The stringent policy of agricultural protectionism is generally harmful to the workforce . Domestic agriculture acts as a shield against beneficial import of labour . Consequently, Switzerland has a high cost of living not only in food but also rents, since much land needed for human occupation is retained by farms. About 40% of Switzerland is used for agricultural purposes, alpine pastures included, and the surface of arable and permanent cropland is 10.6 percent of total land area (Europe 13.4%, world 11.3% - 1998 survey). This corresponds with 61 hectares of cropland per 1,000 people (Europe 422 ha/1000 people, world 251 ha/1000 people)
The first reform in agricultural policies was in 1993. Among other changes, since 1998 Switzerland has linked the attribution of farm subsidies with the strict observance of good environmental practice. Before farmers can apply for subsidies, they must obtain certificates of environmental management systems (EMS) proving that they: “make a balanced use of fertilizers; use at least 7% of their farmland as ecological compensation areas; regularly rotate crops; adopt appropriate measures to protect animals and soil; make limited and targeted use of pesticides.” 1,500 farms are driven out of business each year. But the number of organic farms increased by 3.3 percent between 2003 and 2004, and organic sales increased by 7 percent to $979 million. Moreover, Swiss consumers consider less important the drawback of higher prices for organic food compared to locally produced, conventional food.

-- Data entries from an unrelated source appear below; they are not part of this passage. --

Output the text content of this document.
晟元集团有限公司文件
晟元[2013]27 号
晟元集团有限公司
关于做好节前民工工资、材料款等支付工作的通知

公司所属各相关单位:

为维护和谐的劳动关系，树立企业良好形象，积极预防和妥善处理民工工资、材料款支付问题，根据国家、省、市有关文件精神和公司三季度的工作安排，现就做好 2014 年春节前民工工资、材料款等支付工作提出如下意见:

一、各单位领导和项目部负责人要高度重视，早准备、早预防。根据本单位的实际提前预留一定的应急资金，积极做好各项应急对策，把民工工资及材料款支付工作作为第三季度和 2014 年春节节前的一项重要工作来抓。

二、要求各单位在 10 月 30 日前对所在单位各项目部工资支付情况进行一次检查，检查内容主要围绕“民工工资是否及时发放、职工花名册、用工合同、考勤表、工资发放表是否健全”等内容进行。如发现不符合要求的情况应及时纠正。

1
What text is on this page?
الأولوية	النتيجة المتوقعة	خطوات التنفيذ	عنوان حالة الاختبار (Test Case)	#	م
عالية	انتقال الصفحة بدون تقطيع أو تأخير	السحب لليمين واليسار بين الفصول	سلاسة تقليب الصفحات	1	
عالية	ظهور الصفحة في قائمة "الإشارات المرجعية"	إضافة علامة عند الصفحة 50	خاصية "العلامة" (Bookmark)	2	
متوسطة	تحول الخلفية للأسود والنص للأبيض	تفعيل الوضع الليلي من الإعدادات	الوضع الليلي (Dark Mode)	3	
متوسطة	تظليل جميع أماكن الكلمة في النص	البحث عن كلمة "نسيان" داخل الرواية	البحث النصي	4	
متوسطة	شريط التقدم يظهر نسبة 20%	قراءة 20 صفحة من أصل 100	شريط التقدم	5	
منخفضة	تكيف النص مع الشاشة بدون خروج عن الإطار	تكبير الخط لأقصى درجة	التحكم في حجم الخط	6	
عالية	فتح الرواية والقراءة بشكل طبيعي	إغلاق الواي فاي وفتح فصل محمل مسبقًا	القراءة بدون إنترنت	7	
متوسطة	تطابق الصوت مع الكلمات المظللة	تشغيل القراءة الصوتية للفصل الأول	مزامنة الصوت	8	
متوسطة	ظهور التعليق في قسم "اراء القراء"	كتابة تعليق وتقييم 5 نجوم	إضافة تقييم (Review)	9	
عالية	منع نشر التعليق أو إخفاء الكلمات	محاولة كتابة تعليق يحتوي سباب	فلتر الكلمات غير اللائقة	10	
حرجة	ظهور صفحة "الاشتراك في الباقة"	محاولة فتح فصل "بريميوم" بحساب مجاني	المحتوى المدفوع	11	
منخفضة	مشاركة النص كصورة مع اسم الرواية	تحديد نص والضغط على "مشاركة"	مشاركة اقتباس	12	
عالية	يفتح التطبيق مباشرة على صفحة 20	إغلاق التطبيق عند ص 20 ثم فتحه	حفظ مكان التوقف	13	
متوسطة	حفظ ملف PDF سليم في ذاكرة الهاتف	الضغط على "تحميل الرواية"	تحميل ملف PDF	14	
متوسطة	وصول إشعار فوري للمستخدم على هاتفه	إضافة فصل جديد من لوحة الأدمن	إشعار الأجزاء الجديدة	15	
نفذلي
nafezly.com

With the peak of the number of bankruptcies in 2003, however, the mood was pessimistic. Massive layoffs and dismissals by enterprises resulting from the global economic slowdown, major management scandals and different foreign investment attitudes have strained the traditional Swiss labour peace. Swiss trade unions have encouraged strikes against several companies, including Swiss International Air Lines, Coca-Cola, and Orange. Total days lost to strikes, however, remain among the lowest in the OECD.

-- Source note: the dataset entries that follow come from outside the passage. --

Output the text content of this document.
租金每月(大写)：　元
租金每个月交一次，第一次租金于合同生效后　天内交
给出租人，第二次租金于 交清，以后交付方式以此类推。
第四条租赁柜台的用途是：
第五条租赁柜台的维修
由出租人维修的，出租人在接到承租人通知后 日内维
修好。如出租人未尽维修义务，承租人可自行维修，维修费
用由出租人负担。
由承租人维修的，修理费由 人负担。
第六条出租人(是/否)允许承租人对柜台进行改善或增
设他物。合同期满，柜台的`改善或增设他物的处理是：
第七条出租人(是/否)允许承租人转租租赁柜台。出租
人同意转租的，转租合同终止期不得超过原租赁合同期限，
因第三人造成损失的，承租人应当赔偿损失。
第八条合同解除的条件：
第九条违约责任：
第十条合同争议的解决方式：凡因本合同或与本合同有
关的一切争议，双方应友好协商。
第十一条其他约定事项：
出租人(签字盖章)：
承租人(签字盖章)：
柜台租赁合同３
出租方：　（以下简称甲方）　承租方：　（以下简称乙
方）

Apart from agriculture, economic and trade barriers between the European Union and Switzerland are minimal. In the wake of the Swiss voters' rejection of the European Economic Area Agreement in 1992, the Swiss Government set its sights on negotiating bilateral economic agreements with the EU. Four years of negotiations culminated in Bilaterals, a cross-platform agreement covering seven sectors: research, public procurement, technical barriers to trade, agriculture, civil aviation, land transport, and the free movement of persons. Parliament officially endorsed the Bilaterals in 1999 and it was approved by general referendum in May 2000. The agreements, which were then ratified by the European Parliament and the legislatures of its member states, entered into force on June 1, 2002. The Swiss government has since embarked on a second round of negotiations, called the Bilaterals II, which will further strengthen the two organisations' economic ties.
Switzerland has since brought most of their practices into conformity with European Union policies and norms in order to maximise the country's international competitiveness. While most of the EU policies are not contentious, police and judicial cooperation to international law enforcement and the taxation of savings are controversial, mainly because of possible side effects on bank secrecy.
Swiss and EU finance ministers agreed in June 2003 that Swiss banks would levy a withholding tax on EU citizens' savings income. The tax would increase gradually to 35% by 2011, with 75% of the funds being transferred to the EU. Recent estimates value EU capital inflows to Switzerland to $8.3 billion.